Their mission becomes monotonous within minutes. Looking for the missing lords among the secluded Lone Islands in the Narnia seas, their search parties go ashore on each island, and on each island someone is kidnapped, and every time someone is kidnapped the rest of the party must rescue them. This happens again and again, each island featuring its own unique obstacles like levels in a videogame. On one, the crew faces a clan of slave traders; on another, a group of large-footed invisible men; on yet another, they find a dragon. And by the time they leave each island, the stop has produced another sword. There are no epic combat scenes with armies clashing, unlike previous entries. Although, a number of smaller-scale skirmishes occur, each of them preceded by the heroes’ battle cry “For Narnia!”—which becomes as frequent and as tedious as the soldiers from 300 shouting “For Sparta!” When they finally reach Dark Island, which by its name you can guess is dark, and an island, the Final Battle involves a spidery sea serpent, though the sequence feels all-too-familiar when compared to the Kraken attack in Pirates of the Caribbean: Dead Man’s Chest.

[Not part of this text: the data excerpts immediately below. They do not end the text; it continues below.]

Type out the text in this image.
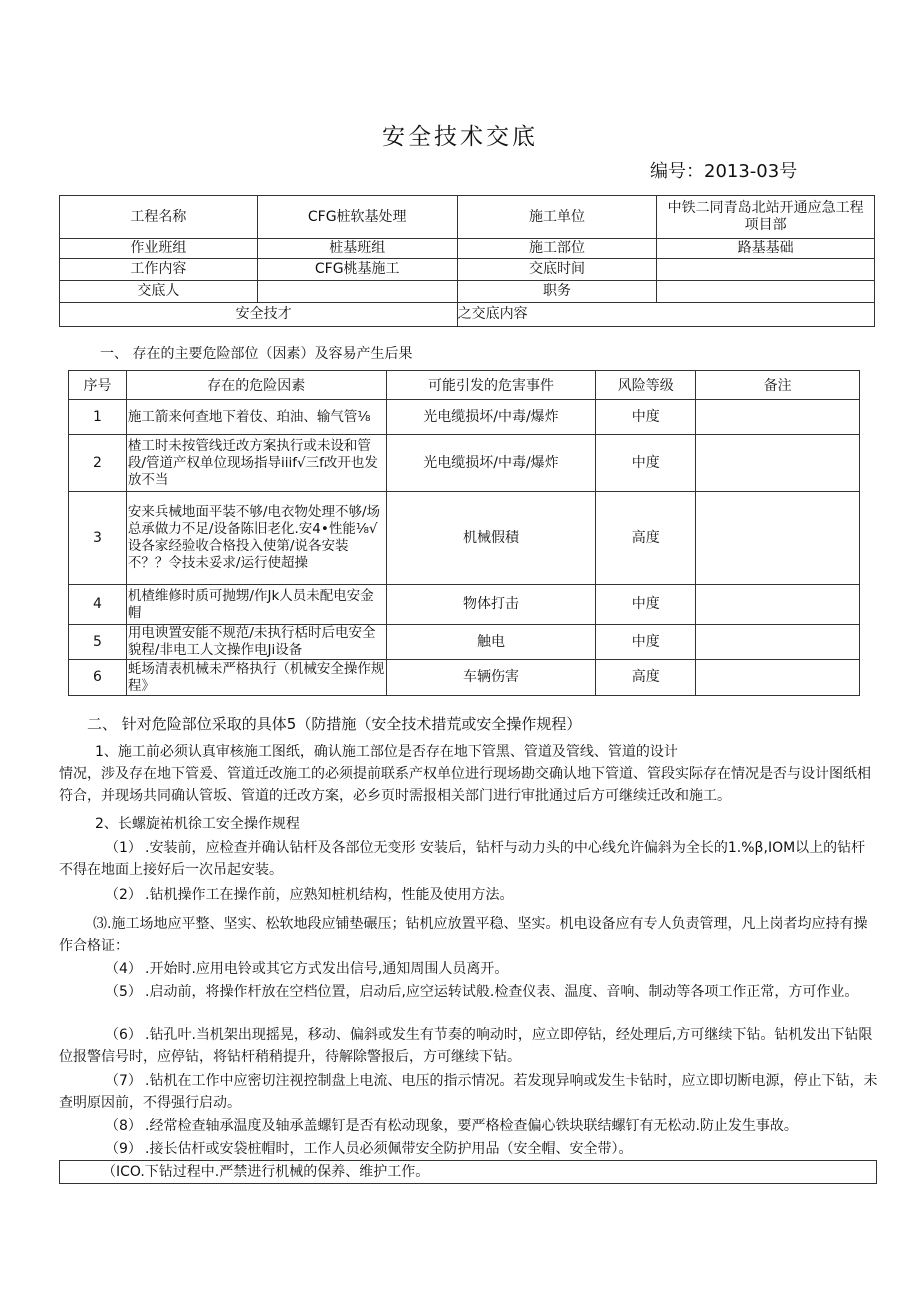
安全技术交底
编号：2013-03号
工程名称	CFG桩软基处理	施工单位	中铁二同青岛北站开通应急工程项目部
作业班组	桩基班组	施工部位	路基基础
工作内容	CFG桃基施工	交底时间	
交底人		职务	
安全技才		之交底内容	
一、 存在的主要危险部位（因素）及容易产生后果
序号	存在的危险因素	可能引发的危害事件	风险等级	备注
1	施工箭来何查地下着伎、珀油、输气管⅛	光电缆损坏/中毒/爆炸	中度	
2	楂工时未按管线迁改方案执行或未设和管段/管道产权单位现场指导iiif√三f改开也发放不当	光电缆损坏/中毒/爆炸	中度	
3	安来兵械地面平装不够/电衣物处理不够/场总承做力不足/设备陈旧老化.安4•性能⅛√设各家经验收合格投入使第/说各安装不？？令技未妥求/运行使超操	机械假積	高度	
4	机楂维修时质可抛甥/作Jk人员未配电安金帽	物体打击	中度	
5	用电谀置安能不规范/未执行栝时后电安全貌程/非电工人文操作电Ji设备	触电	中度	
6	蚝场清表机械未严格执行（机械安全操作规程》	车辆伤害	高度	
二、 针对危险部位采取的具体5（防措施（安全技术措荒或安全操作规程）
1、施工前必须认真审核施工图纸，确认施工部位是否存在地下管黑、管道及管线、管道的设计
情况，涉及存在地下管爰、管道迁改施工的必须提前联系产权单位进行现场勘交确认地下管道、管段实际存在情况是否与设计图纸相符合，并现场共同确认管坂、管道的迁改方案，必乡页时需报相关部门进行审批通过后方可继续迁改和施工。
2、长螺旋祐机徐工安全操作规程
（1） .安装前，应检查并确认钻杆及各部位无变形 安装后，钻杆与动力头的中心线允许偏斜为全长的1.%β,IOM以上的钻杆不得在地面上接好后一次吊起安装。
（2） .钻机操作工在操作前，应熟知桩机结构，性能及使用方法。
⑶.施工场地应平整、坚实、松软地段应铺垫碾压；钻机应放置平稳、坚实。机电设备应有专人负责管理，凡上岗者均应持有操作合格证：
（4） .开始时.应用电铃或其它方式发出信号,通知周围人员离开。
（5） .启动前，将操作杆放在空档位置，启动后,应空运转试般.检查仪表、温度、音响、制动等各项工作正常，方可作业。
（6） .钻孔叶.当机架出现摇晃，移动、偏斜或发生有节奏的响动时，应立即停钻，经处理后,方可继续下钻。钻机发出下钻限位报警信号时，应停钻，将钻杆稍稍提升，待解除警报后，方可继续下钻。
（7） .钻机在工作中应密切注视控制盘上电流、电压的指示情况。若发现异响或发生卡钻时，应立即切断电源，停止下钻，未查明原因前，不得强行启动。
（8） .经常检查轴承温度及轴承盖螺钉是否有松动现象，要严格检查偏心铁块联结螺钉有无松动.防止发生事故。
（9） .接长估杆或安袋桩帽时，工作人员必须佩带安全防护用品（安全帽、安全带）。
（ICO.下钻过程中.严禁进行机械的保养、维护工作。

Michael Apted, who’s had his share of highs (Gorillas in the Mist) and lows (The World is Not Enough), takes over directing duties from the helmer of the first two releases, Andrew Adamson. Along with inferior computer effects that look second-rate even when compared to the first movie, made five years ago, The Voyage of the Dawn Treader arrives in post-converted 3D, meaning none of the “third dimension” shots look quite right, and the effect distracts more than it augments. In his defense, Apted didn’t plan on shooting the picture in 3D; that decision was made by the studio after principal photography had been completed, so he can hardly be faulted. But there’s no defending Apted’s bland presentation, nor the simplistic ways in which he offers the heavy-handed meaning behind the story and its inherent, blatantly realized religious symbolism.

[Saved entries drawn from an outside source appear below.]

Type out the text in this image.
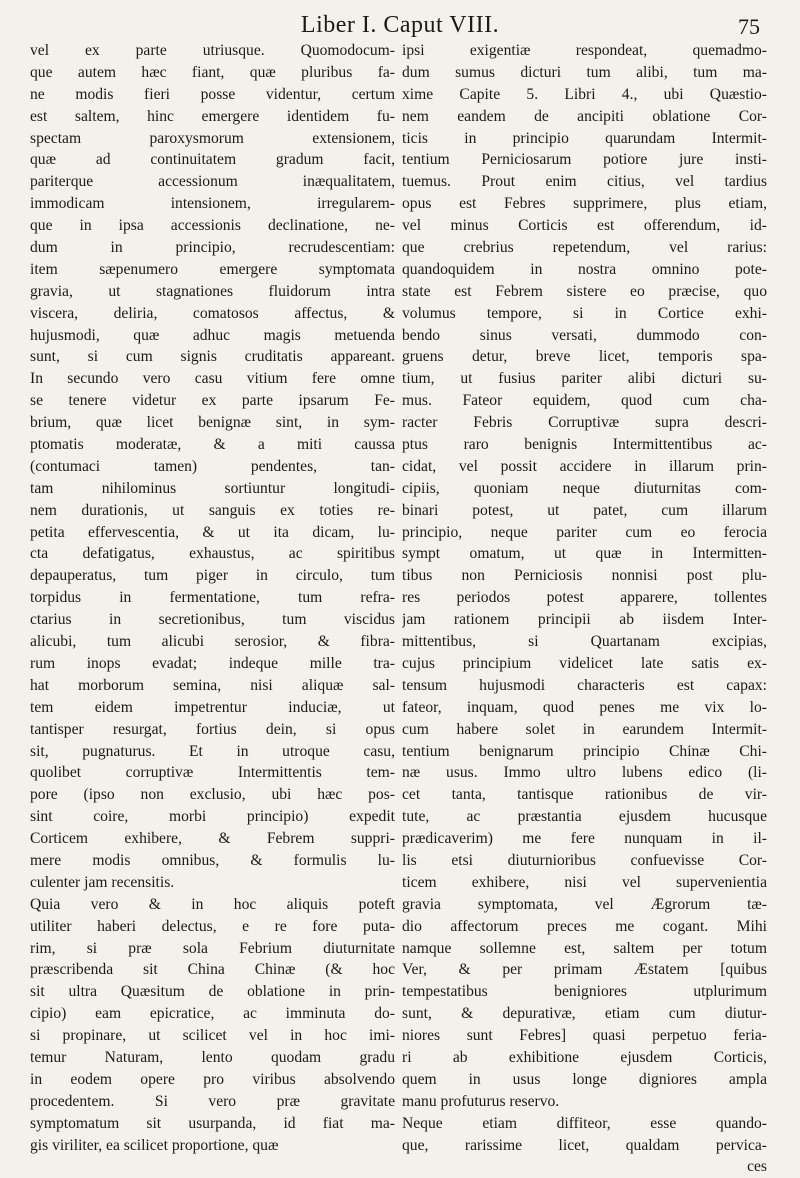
Liber I. Caput VIII.	75
vel ex parte utriusque. Quomodocum-
que autem hæc fiant, quæ pluribus fa-
ne modis fieri posse videntur, certum
est saltem, hinc emergere identidem fu-
spectam paroxysmorum extensionem,
quæ ad continuitatem gradum facit,
pariterque accessionum inæqualitatem,
immodicam intensionem, irregularem-
que in ipsa accessionis declinatione, ne-
dum in principio, recrudescentiam:
item sæpenumero emergere symptomata
gravia, ut stagnationes fluidorum intra
viscera, deliria, comatosos affectus, &
hujusmodi, quæ adhuc magis metuenda
sunt, si cum signis cruditatis appareant.
In secundo vero casu vitium fere omne
se tenere videtur ex parte ipsarum Fe-
brium, quæ licet benignæ sint, in sym-
ptomatis moderatæ, & a miti caussa
(contumaci tamen) pendentes, tan-
tam nihilominus sortiuntur longitudi-
nem durationis, ut sanguis ex toties re-
petita effervescentia, & ut ita dicam, lu-
cta defatigatus, exhaustus, ac spiritibus
depauperatus, tum piger in circulo, tum
torpidus in fermentatione, tum refra-
ctarius in secretionibus, tum viscidus
alicubi, tum alicubi serosior, & fibra-
rum inops evadat; indeque mille tra-
hat morborum semina, nisi aliquæ sal-
tem eidem impetrentur induciæ, ut
tantisper resurgat, fortius dein, si opus
sit, pugnaturus. Et in utroque casu,
quolibet corruptivæ Intermittentis tem-
pore (ipso non exclusio, ubi hæc pos-
sint coire, morbi principio) expedit
Corticem exhibere, & Febrem suppri-
mere modis omnibus, & formulis lu-
culenter jam recensitis.
Quia vero & in hoc aliquis poteft
utiliter haberi delectus, e re fore puta-
rim, si præ sola Febrium diuturnitate
præscribenda sit China Chinæ (& hoc
sit ultra Quæsitum de oblatione in prin-
cipio) eam epicratice, ac imminuta do-
si propinare, ut scilicet vel in hoc imi-
temur Naturam, lento quodam gradu
in eodem opere pro viribus absolvendo
procedentem. Si vero præ gravitate
symptomatum sit usurpanda, id fiat ma-
gis viriliter, ea scilicet proportione, quæ
ipsi exigentiæ respondeat, quemadmo-
dum sumus dicturi tum alibi, tum ma-
xime Capite 5. Libri 4., ubi Quæstio-
nem eandem de ancipiti oblatione Cor-
ticis in principio quarundam Intermit-
tentium Perniciosarum potiore jure insti-
tuemus. Prout enim citius, vel tardius
opus est Febres supprimere, plus etiam,
vel minus Corticis est offerendum, id-
que crebrius repetendum, vel rarius:
quandoquidem in nostra omnino pote-
state est Febrem sistere eo præcise, quo
volumus tempore, si in Cortice exhi-
bendo sinus versati, dummodo con-
gruens detur, breve licet, temporis spa-
tium, ut fusius pariter alibi dicturi su-
mus. Fateor equidem, quod cum cha-
racter Febris Corruptivæ supra descri-
ptus raro benignis Intermittentibus ac-
cidat, vel possit accidere in illarum prin-
cipiis, quoniam neque diuturnitas com-
binari potest, ut patet, cum illarum
principio, neque pariter cum eo ferocia
sympt omatum, ut quæ in Intermitten-
tibus non Perniciosis nonnisi post plu-
res periodos potest apparere, tollentes
jam rationem principii ab iisdem Inter-
mittentibus, si Quartanam excipias,
cujus principium videlicet late satis ex-
tensum hujusmodi characteris est capax:
fateor, inquam, quod penes me vix lo-
cum habere solet in earundem Intermit-
tentium benignarum principio Chinæ Chi-
næ usus. Immo ultro lubens edico (li-
cet tanta, tantisque rationibus de vir-
tute, ac præstantia ejusdem hucusque
prædicaverim) me fere nunquam in il-
lis etsi diuturnioribus confuevisse Cor-
ticem exhibere, nisi vel supervenientia
gravia symptomata, vel Ægrorum tæ-
dio affectorum preces me cogant. Mihi
namque sollemne est, saltem per totum
Ver, & per primam Æstatem [quibus
tempestatibus benigniores utplurimum
sunt, & depurativæ, etiam cum diutur-
niores sunt Febres] quasi perpetuo feria-
ri ab exhibitione ejusdem Corticis,
quem in usus longe digniores ampla
manu profuturus reservo.
Neque etiam diffiteor, esse quando-
que, rarissime licet, qualdam pervica-
ces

Not all just swordplay and CGI, the movie contains oodles of corny life lessons for our heroes to learn thanks to the three credited screenwriters (Christopher Markus, Stephen McFeely, and Michael Petroni). Edmund needs to be reminded once again that power isn’t everything, a message that should have absorbed after The Lion, the Witch and the Wardrobe; Lucy learns that envying her sister’s overstated good looks will get her nowhere, because, you know, it’s what’s inside that counts; Caspian learns to stop living in his father’s shadow; and after his stint as a dragon, Eustace realizes that reality is overrated. Each child in turn “finds themselves”, making a return trip to Narnia pointless. In other words, no more Pevensie children in the remaining four stories, should Fox, or another studio, opt to adapt them.
Apted never misses a chance to over-explicate, especially when Aslan reminds the Pevensies that even if they never return to Narnia, on plain-old Earth he exists in another form (hint: It’s Jesus!). This sort of watered-down fantasy, with its banal senses of morality, conflict, and character “development”, represents a potent anti-imagination that diminishes any hope of taking the film seriously. The adventure scenes are lackluster, the performances are so plain-to-substandard that they’re hardly worth mentioning, and Apted’s direction does nothing to improve on the franchise’s tasteless flavor. It would come as a shock to this critic if The Voyage of the Dawn Treader wasn’t the last in this ever-disappointing series of fantasy films.